How well do neural NLP systems generalize?

Neural networks have rapidly become central to NLP systems. While such systems perform well on typical test set examples, their generalization abilities are often poorly understood. In this talk, I will discuss new methods to characterize the gaps between the abilities of neural systems and those of humans, by focusing on interpretable axes of generalization from the training set rather than on average test set performance. I will show that recurrent neural network (RNN) language models are able to process syntactic dependencies in typical sentences with considerable success, but when evaluated on more complex syntactically controlled materials, their error rate increases sharply. Likewise, neural systems trained to perform natural language inference generalize much more poorly than their test set performance would suggest.
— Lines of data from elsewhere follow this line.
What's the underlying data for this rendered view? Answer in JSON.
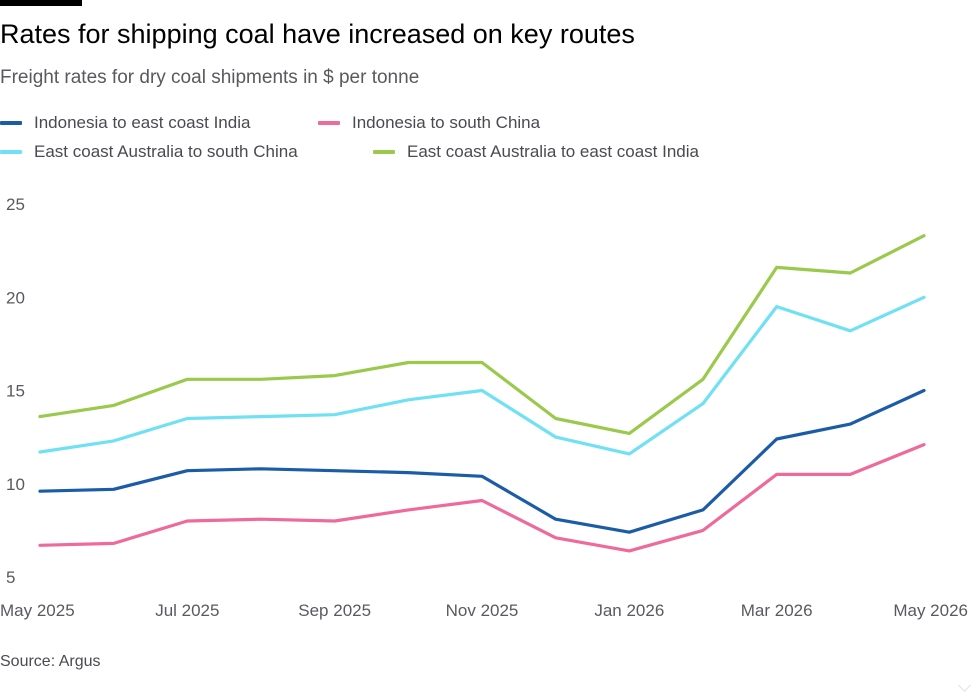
{
  "chart_data": {
    "type": "line",
    "title": "Rates for shipping coal have increased on key routes",
    "subtitle": "Freight rates for dry coal shipments in $ per tonne",
    "source": "Source: Argus",
    "xlabel": "",
    "ylabel": "",
    "ylim": [
      5,
      25
    ],
    "yticks": [
      "25",
      "20",
      "15",
      "10",
      "5"
    ],
    "grid": false,
    "legend_position": "top",
    "x": [
      "May 2025",
      "Jun 2025",
      "Jul 2025",
      "Aug 2025",
      "Sep 2025",
      "Oct 2025",
      "Nov 2025",
      "Dec 2025",
      "Jan 2026",
      "Feb 2026",
      "Mar 2026",
      "Apr 2026",
      "May 2026"
    ],
    "xtick_labels": [
      "May 2025",
      "Jul 2025",
      "Sep 2025",
      "Nov 2025",
      "Jan 2026",
      "Mar 2026",
      "May 2026"
    ],
    "series": [
      {
        "name": "Indonesia to east coast India",
        "color": "#1b5ca8",
        "values": [
          9.6,
          9.7,
          10.7,
          10.8,
          10.7,
          10.6,
          10.4,
          8.1,
          7.4,
          8.6,
          12.4,
          13.2,
          15.0
        ]
      },
      {
        "name": "Indonesia to south China",
        "color": "#ee6a9b",
        "values": [
          6.7,
          6.8,
          8.0,
          8.1,
          8.0,
          8.6,
          9.1,
          7.1,
          6.4,
          7.5,
          10.5,
          10.5,
          12.1
        ]
      },
      {
        "name": "East coast Australia to south China",
        "color": "#70e0f5",
        "values": [
          11.7,
          12.3,
          13.5,
          13.6,
          13.7,
          14.5,
          15.0,
          12.5,
          11.6,
          14.3,
          19.5,
          18.2,
          20.0
        ]
      },
      {
        "name": "East coast Australia to east coast India",
        "color": "#9ac94b",
        "values": [
          13.6,
          14.2,
          15.6,
          15.6,
          15.8,
          16.5,
          16.5,
          13.5,
          12.7,
          15.6,
          21.6,
          21.3,
          23.3
        ]
      }
    ]
  }
}
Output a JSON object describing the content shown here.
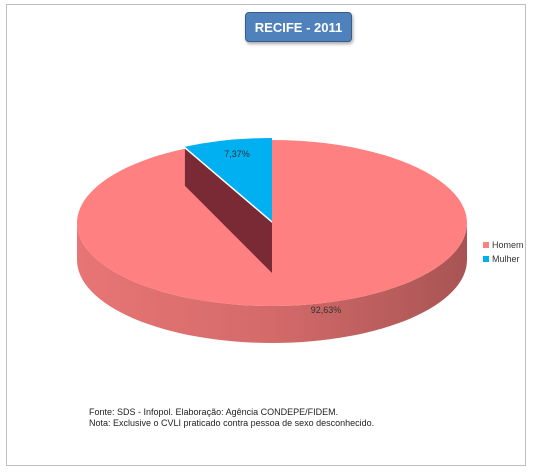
{
  "chart_data": {
    "type": "pie",
    "title": "RECIFE - 2011",
    "slices": [
      {
        "label": "Homem",
        "value": 92.63,
        "data_label": "92,63%",
        "color": "#ff8080"
      },
      {
        "label": "Mulher",
        "value": 7.37,
        "data_label": "7,37%",
        "color": "#00b0f0"
      }
    ],
    "legend_placement": "right",
    "three_d": true
  },
  "notes": {
    "source": "Fonte: SDS - Infopol.  Elaboração: Agência CONDEPE/FIDEM.",
    "note": "Nota: Exclusive  o CVLI praticado contra pessoa de sexo desconhecido."
  }
}
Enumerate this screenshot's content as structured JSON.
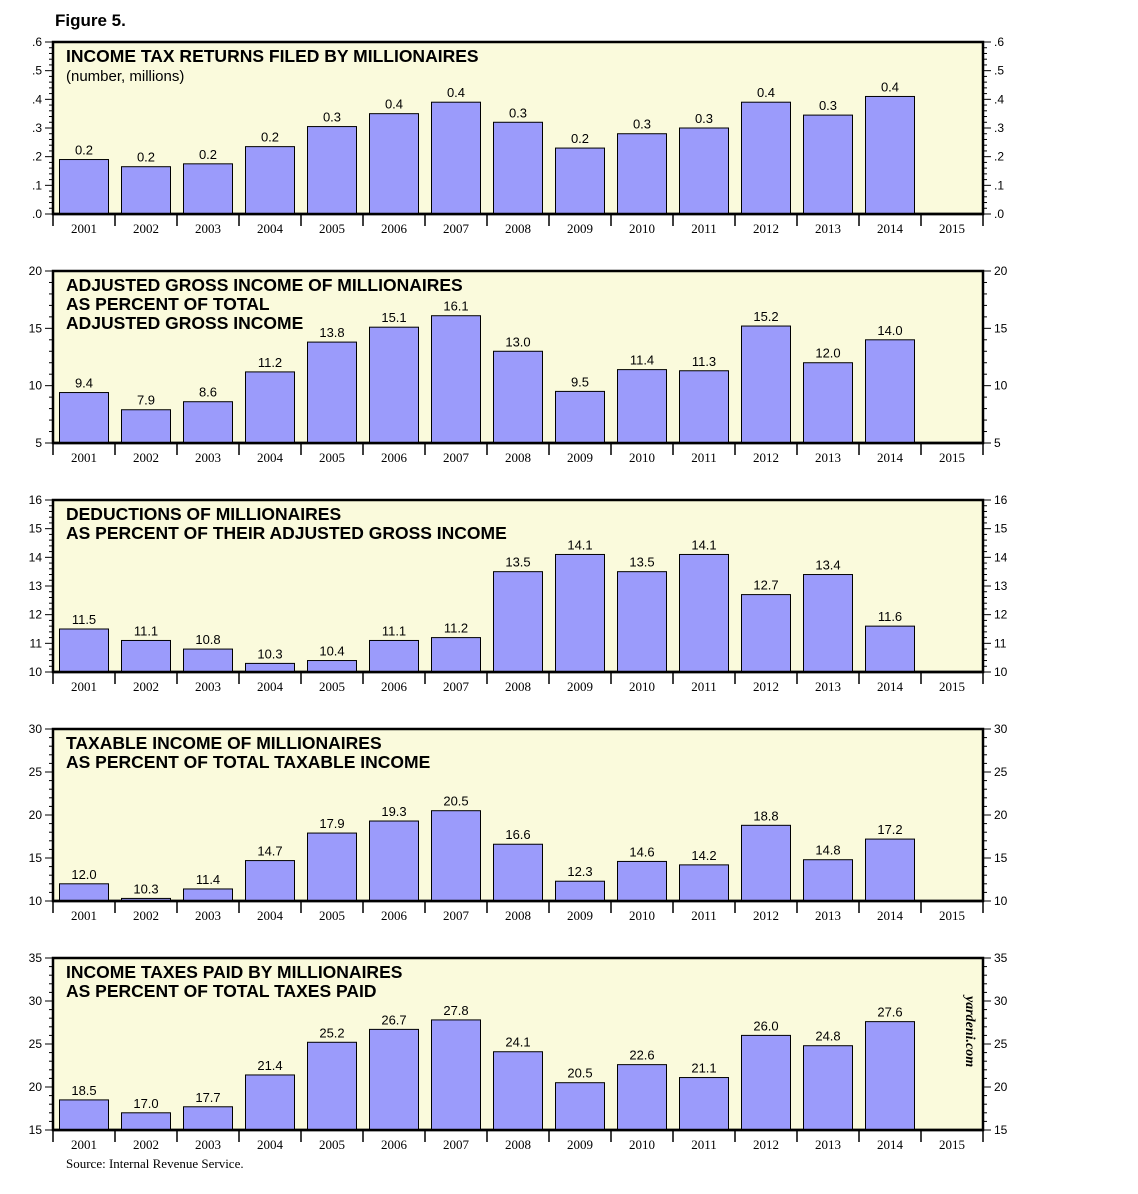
{
  "figure_label": "Figure 5.",
  "source_note": "Source: Internal Revenue Service.",
  "watermark": "yardeni.com",
  "colors": {
    "panel_bg": "#fafadc",
    "bar_fill": "#9b9bfb",
    "bar_stroke": "#000000"
  },
  "chart_data": [
    {
      "type": "bar",
      "title": [
        "INCOME TAX RETURNS FILED BY MILLIONAIRES"
      ],
      "subtitle": "(number, millions)",
      "categories": [
        "2001",
        "2002",
        "2003",
        "2004",
        "2005",
        "2006",
        "2007",
        "2008",
        "2009",
        "2010",
        "2011",
        "2012",
        "2013",
        "2014",
        "2015"
      ],
      "values": [
        0.19,
        0.165,
        0.175,
        0.235,
        0.305,
        0.35,
        0.39,
        0.32,
        0.23,
        0.28,
        0.3,
        0.39,
        0.345,
        0.41,
        null
      ],
      "labels": [
        "0.2",
        "0.2",
        "0.2",
        "0.2",
        "0.3",
        "0.4",
        "0.4",
        "0.3",
        "0.2",
        "0.3",
        "0.3",
        "0.4",
        "0.3",
        "0.4",
        ""
      ],
      "ylim": [
        0,
        0.6
      ],
      "yticks": [
        0,
        0.1,
        0.2,
        0.3,
        0.4,
        0.5,
        0.6
      ],
      "ytick_labels": [
        ".0",
        ".1",
        ".2",
        ".3",
        ".4",
        ".5",
        ".6"
      ],
      "grid": false
    },
    {
      "type": "bar",
      "title": [
        "ADJUSTED GROSS INCOME OF MILLIONAIRES",
        "AS PERCENT OF TOTAL",
        "ADJUSTED GROSS INCOME"
      ],
      "subtitle": "",
      "categories": [
        "2001",
        "2002",
        "2003",
        "2004",
        "2005",
        "2006",
        "2007",
        "2008",
        "2009",
        "2010",
        "2011",
        "2012",
        "2013",
        "2014",
        "2015"
      ],
      "values": [
        9.4,
        7.9,
        8.6,
        11.2,
        13.8,
        15.1,
        16.1,
        13.0,
        9.5,
        11.4,
        11.3,
        15.2,
        12.0,
        14.0,
        null
      ],
      "labels": [
        "9.4",
        "7.9",
        "8.6",
        "11.2",
        "13.8",
        "15.1",
        "16.1",
        "13.0",
        "9.5",
        "11.4",
        "11.3",
        "15.2",
        "12.0",
        "14.0",
        ""
      ],
      "ylim": [
        5,
        20
      ],
      "yticks": [
        5,
        10,
        15,
        20
      ],
      "ytick_labels": [
        "5",
        "10",
        "15",
        "20"
      ],
      "grid": false
    },
    {
      "type": "bar",
      "title": [
        "DEDUCTIONS OF MILLIONAIRES",
        "AS PERCENT OF THEIR ADJUSTED GROSS INCOME"
      ],
      "subtitle": "",
      "categories": [
        "2001",
        "2002",
        "2003",
        "2004",
        "2005",
        "2006",
        "2007",
        "2008",
        "2009",
        "2010",
        "2011",
        "2012",
        "2013",
        "2014",
        "2015"
      ],
      "values": [
        11.5,
        11.1,
        10.8,
        10.3,
        10.4,
        11.1,
        11.2,
        13.5,
        14.1,
        13.5,
        14.1,
        12.7,
        13.4,
        11.6,
        null
      ],
      "labels": [
        "11.5",
        "11.1",
        "10.8",
        "10.3",
        "10.4",
        "11.1",
        "11.2",
        "13.5",
        "14.1",
        "13.5",
        "14.1",
        "12.7",
        "13.4",
        "11.6",
        ""
      ],
      "ylim": [
        10,
        16
      ],
      "yticks": [
        10,
        11,
        12,
        13,
        14,
        15,
        16
      ],
      "ytick_labels": [
        "10",
        "11",
        "12",
        "13",
        "14",
        "15",
        "16"
      ],
      "grid": false
    },
    {
      "type": "bar",
      "title": [
        "TAXABLE INCOME OF MILLIONAIRES",
        "AS PERCENT OF TOTAL TAXABLE INCOME"
      ],
      "subtitle": "",
      "categories": [
        "2001",
        "2002",
        "2003",
        "2004",
        "2005",
        "2006",
        "2007",
        "2008",
        "2009",
        "2010",
        "2011",
        "2012",
        "2013",
        "2014",
        "2015"
      ],
      "values": [
        12.0,
        10.3,
        11.4,
        14.7,
        17.9,
        19.3,
        20.5,
        16.6,
        12.3,
        14.6,
        14.2,
        18.8,
        14.8,
        17.2,
        null
      ],
      "labels": [
        "12.0",
        "10.3",
        "11.4",
        "14.7",
        "17.9",
        "19.3",
        "20.5",
        "16.6",
        "12.3",
        "14.6",
        "14.2",
        "18.8",
        "14.8",
        "17.2",
        ""
      ],
      "ylim": [
        10,
        30
      ],
      "yticks": [
        10,
        15,
        20,
        25,
        30
      ],
      "ytick_labels": [
        "10",
        "15",
        "20",
        "25",
        "30"
      ],
      "grid": false
    },
    {
      "type": "bar",
      "title": [
        "INCOME TAXES PAID BY MILLIONAIRES",
        "AS PERCENT OF TOTAL TAXES PAID"
      ],
      "subtitle": "",
      "categories": [
        "2001",
        "2002",
        "2003",
        "2004",
        "2005",
        "2006",
        "2007",
        "2008",
        "2009",
        "2010",
        "2011",
        "2012",
        "2013",
        "2014",
        "2015"
      ],
      "values": [
        18.5,
        17.0,
        17.7,
        21.4,
        25.2,
        26.7,
        27.8,
        24.1,
        20.5,
        22.6,
        21.1,
        26.0,
        24.8,
        27.6,
        null
      ],
      "labels": [
        "18.5",
        "17.0",
        "17.7",
        "21.4",
        "25.2",
        "26.7",
        "27.8",
        "24.1",
        "20.5",
        "22.6",
        "21.1",
        "26.0",
        "24.8",
        "27.6",
        ""
      ],
      "ylim": [
        15,
        35
      ],
      "yticks": [
        15,
        20,
        25,
        30,
        35
      ],
      "ytick_labels": [
        "15",
        "20",
        "25",
        "30",
        "35"
      ],
      "grid": false
    }
  ]
}
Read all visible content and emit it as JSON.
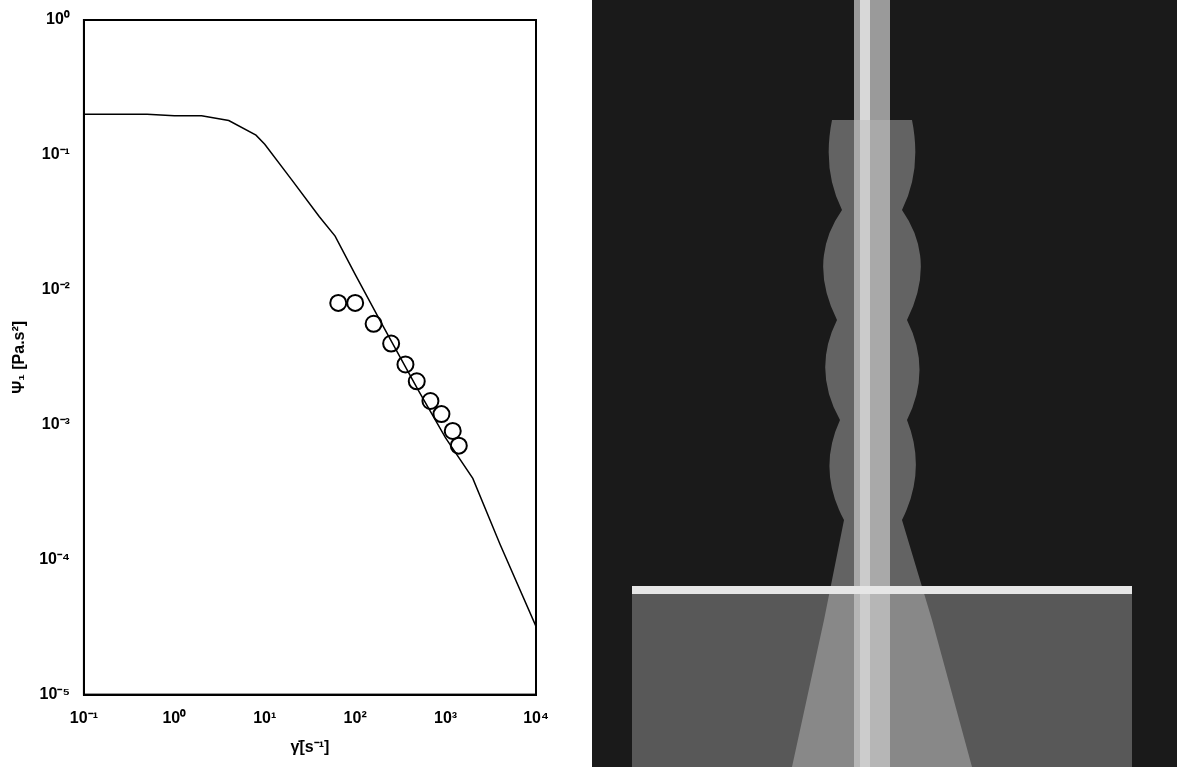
{
  "chart_data": {
    "type": "scatter",
    "x_label": "γ̇[s⁻¹]",
    "y_label": "Ψ₁ [Pa.s²]",
    "log": true,
    "grid": false,
    "xlim": [
      0.1,
      10000
    ],
    "ylim": [
      1e-05,
      1
    ],
    "xticks": [
      {
        "value": 0.1,
        "label": "10⁻¹"
      },
      {
        "value": 1,
        "label": "10⁰"
      },
      {
        "value": 10,
        "label": "10¹"
      },
      {
        "value": 100,
        "label": "10²"
      },
      {
        "value": 1000,
        "label": "10³"
      },
      {
        "value": 10000,
        "label": "10⁴"
      }
    ],
    "yticks": [
      {
        "value": 1e-05,
        "label": "10⁻⁵"
      },
      {
        "value": 0.0001,
        "label": "10⁻⁴"
      },
      {
        "value": 0.001,
        "label": "10⁻³"
      },
      {
        "value": 0.01,
        "label": "10⁻²"
      },
      {
        "value": 0.1,
        "label": "10⁻¹"
      },
      {
        "value": 1,
        "label": "10⁰"
      }
    ],
    "series": [
      {
        "type": "line",
        "color": "#000000",
        "line_style": "solid",
        "marker": "none",
        "x": [
          0.1,
          0.5,
          1,
          2,
          4,
          8,
          10,
          20,
          40,
          60,
          100,
          200,
          500,
          1000,
          2000,
          4000,
          10000
        ],
        "values": [
          0.2,
          0.2,
          0.195,
          0.195,
          0.18,
          0.14,
          0.12,
          0.065,
          0.035,
          0.025,
          0.013,
          0.0055,
          0.0018,
          0.0008,
          0.0004,
          0.00013,
          3.2e-05
        ]
      },
      {
        "type": "scatter",
        "color": "#000000",
        "marker": "open circle",
        "x": [
          65,
          100,
          160,
          250,
          360,
          480,
          680,
          900,
          1200,
          1400
        ],
        "values": [
          0.008,
          0.008,
          0.0056,
          0.004,
          0.0028,
          0.0021,
          0.0015,
          0.0012,
          0.0009,
          0.0007
        ]
      }
    ]
  }
}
Finally, I will discuss a novel method for measuring compositionality in neural network representations; using this method, we show that the sentence representations acquired by neural natural language inference systems are not fully compositional, in line with their limited generalization abilities.

Speaker Biography

Tal Linzen is an Assistant Professor of Cognitive Science at Johns Hopkins University. Before moving to Johns Hopkins in 2017, he was a postdoctoral researcher at the École Normale Supérieure in Paris, where he worked with Emmanuel Dupoux and Benjamin Spector; before that he obtained his PhD from the Department of Linguistics at New York University in 2015, under the supervision of Alec Marantz. At JHU, Dr. Linzen directs the Computation and Psycholinguistics Lab; the lab develops computational models of human language comprehension and acquisition, as well as methods for interpreting, evaluating and extending neural network models for natural language processing. The lab’s work has appeared in venues such as EMNLP, ICLR, NAACL and TACL, as well as in journals such as Cognitive Science and Journal of Neuroscience. Dr. Linzen is one of the co-organizers of the BlackboxNLP Workshop on Analyzing and Interpreting Neural Networks for NLP (EMNLP 2018, ACL 2019).